The greenhouses range from 100 to 150 ft. long.  The ground to ground greenhouses require two separate pieces of plastic so we pull and unfold one at a time. That means a surface area from 4000 sq.ft. to 7200 sq.ft. is just laying there, vulnerable to the slightest wisp of air movement.  If an errant breeze curls under the south end of a greenhouse, pretty soon the whole structure looks like a silver cloud or a surfer's wave.  Once the air is underneath, you can never really get it out again. This situation occurs so frequently, Blake coined a phrase to describe the phenomenon, calling it a polyethylene induced microburst". A child's first task in the family greenhouse business is to sit on a corner of plastic until someone tells you to move.
 One of our family myths concerns a day we might have been pushing the envelope weather wise. That day was so windy that Lee and Ann insist they were lifted into the  air like Dorothy's house, still holding on to their corner of plastic.

 Every family needs its legends.While their college friends headed home for Christmas break to relaxation, home cooked meals, and perhaps a ski trip to Colorado, our kids came home to perch on a precipice, backs against a frigid wind, helping cover the newest greenhouse construction.  They can be forgiven for believing their parents saved at least one naked greenhouse to cover every Christmas Eve.

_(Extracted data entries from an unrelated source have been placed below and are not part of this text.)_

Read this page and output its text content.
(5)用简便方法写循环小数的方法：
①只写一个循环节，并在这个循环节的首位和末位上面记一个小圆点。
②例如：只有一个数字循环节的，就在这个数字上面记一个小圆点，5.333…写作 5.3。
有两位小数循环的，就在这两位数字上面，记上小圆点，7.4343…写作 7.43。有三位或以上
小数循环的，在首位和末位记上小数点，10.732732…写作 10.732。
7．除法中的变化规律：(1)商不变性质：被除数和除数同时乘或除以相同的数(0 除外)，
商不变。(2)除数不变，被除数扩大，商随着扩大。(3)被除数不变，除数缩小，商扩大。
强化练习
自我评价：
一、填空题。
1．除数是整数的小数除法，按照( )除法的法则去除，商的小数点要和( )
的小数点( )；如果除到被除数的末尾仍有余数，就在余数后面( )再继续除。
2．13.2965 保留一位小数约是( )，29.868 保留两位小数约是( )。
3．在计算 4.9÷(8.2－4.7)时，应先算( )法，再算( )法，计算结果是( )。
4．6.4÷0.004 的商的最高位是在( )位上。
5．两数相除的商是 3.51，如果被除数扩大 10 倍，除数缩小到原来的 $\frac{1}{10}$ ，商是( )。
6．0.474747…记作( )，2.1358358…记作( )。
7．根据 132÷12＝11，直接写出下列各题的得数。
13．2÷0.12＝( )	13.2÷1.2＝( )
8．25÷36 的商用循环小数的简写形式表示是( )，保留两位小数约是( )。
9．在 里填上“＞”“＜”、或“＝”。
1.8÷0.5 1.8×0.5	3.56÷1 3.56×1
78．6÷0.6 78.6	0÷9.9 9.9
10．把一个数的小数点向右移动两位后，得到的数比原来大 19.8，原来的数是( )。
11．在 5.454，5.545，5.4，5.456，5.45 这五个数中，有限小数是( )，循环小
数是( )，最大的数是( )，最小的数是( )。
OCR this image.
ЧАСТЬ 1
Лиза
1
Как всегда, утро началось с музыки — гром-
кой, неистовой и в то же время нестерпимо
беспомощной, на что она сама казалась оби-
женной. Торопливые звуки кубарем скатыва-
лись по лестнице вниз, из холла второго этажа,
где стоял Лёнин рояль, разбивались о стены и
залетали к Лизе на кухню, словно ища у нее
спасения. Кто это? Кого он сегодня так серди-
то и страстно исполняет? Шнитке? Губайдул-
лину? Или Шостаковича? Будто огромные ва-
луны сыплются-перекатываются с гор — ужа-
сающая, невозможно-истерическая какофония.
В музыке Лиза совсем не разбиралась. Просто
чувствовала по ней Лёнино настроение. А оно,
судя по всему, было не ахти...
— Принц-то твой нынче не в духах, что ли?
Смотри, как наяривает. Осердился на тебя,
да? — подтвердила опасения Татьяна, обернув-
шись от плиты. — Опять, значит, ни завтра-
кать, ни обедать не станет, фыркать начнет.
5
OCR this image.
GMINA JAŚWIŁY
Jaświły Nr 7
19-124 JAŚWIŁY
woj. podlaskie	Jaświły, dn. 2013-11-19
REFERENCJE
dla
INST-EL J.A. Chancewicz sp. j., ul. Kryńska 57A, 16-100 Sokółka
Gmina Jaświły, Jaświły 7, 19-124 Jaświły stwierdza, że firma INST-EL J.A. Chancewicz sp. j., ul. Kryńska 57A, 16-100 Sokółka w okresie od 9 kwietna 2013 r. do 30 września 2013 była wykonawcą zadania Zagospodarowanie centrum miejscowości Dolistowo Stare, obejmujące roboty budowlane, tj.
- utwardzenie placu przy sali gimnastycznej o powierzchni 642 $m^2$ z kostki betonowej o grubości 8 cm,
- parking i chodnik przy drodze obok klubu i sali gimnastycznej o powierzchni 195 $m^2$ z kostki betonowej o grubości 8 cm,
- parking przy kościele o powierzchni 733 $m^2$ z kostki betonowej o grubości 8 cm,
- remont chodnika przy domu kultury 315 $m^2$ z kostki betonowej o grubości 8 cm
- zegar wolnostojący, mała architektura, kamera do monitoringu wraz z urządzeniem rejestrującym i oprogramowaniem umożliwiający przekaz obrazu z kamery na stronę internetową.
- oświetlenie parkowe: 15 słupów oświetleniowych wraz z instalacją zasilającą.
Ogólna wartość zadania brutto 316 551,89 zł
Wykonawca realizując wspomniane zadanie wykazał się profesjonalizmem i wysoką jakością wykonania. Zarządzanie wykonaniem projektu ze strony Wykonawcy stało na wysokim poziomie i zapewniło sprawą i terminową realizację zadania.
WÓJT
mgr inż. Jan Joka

The gutter connect greenhouse pieces are tubes 24 ft. wide.  The good news is that's  a much smaller piece of plastic to maneuver and maintain.
The bad news is all the work has to be done in an 8 inch gutter 10 ft. off the ground. The plastic is lifted high in the air on a homemade platform contraption, ropes tied to what we hope is an outside corner of the tube.  The manufacturers fold their tube plastic different ways, so this part of the process tends to be a crapshoot.  With a person in each gutter pulling the plastic and another on the platform attempting to keep it tracked to the center, this part of the process is both physically challenging and nerve wracking, especially if the plastic has been formed in a way that it stubbornly refuses to unfold without being forced apart inch by sticky inch by hand.
The view from the gutters is a pretty one: distant fields turned gold by the slanted winter sunlight, the patches of trees filigreed black. From the apex of a greenhouse on the hill, Hurst Greenery is adrift in a silvery sea.
Silhouetted against the winter sky, the guy held up in the air by the skid loader weaving wirelock at the other peak of the greenhouse looks the size of a Lego man.
We count down the greenhouses we cover like a child counts down the days to Santa Claus.  When the last insert is snapped down and the new plastic inflates like the blimp, we straighten our frozen knees and shed our sodden and snagged work gloves.  We roll up the ropes and haul off the plastic trimmings.  The skid loader is parked by the pyramid of new plastic rolls and the golf cart/tool cart is parked out of the weather.  Time for that second cup of coffee.  Our mantra is: If you cover a greenhouse (or two!) in the morning, you have already accomplished enough for the day.
 Every family has Christmas traditions.  Some bake cookies together; some shop Black Friday together; some gather to cut their Christmas trees together.

Our family covers greenhouses.....

1 comment:

  1. Oh, the legends of your family sound much like my own family. I too have had that Dorothy feeling, but not on plastic, but instead corrugated tin. Thanks for sharing on the Country Fair Blog Party this month.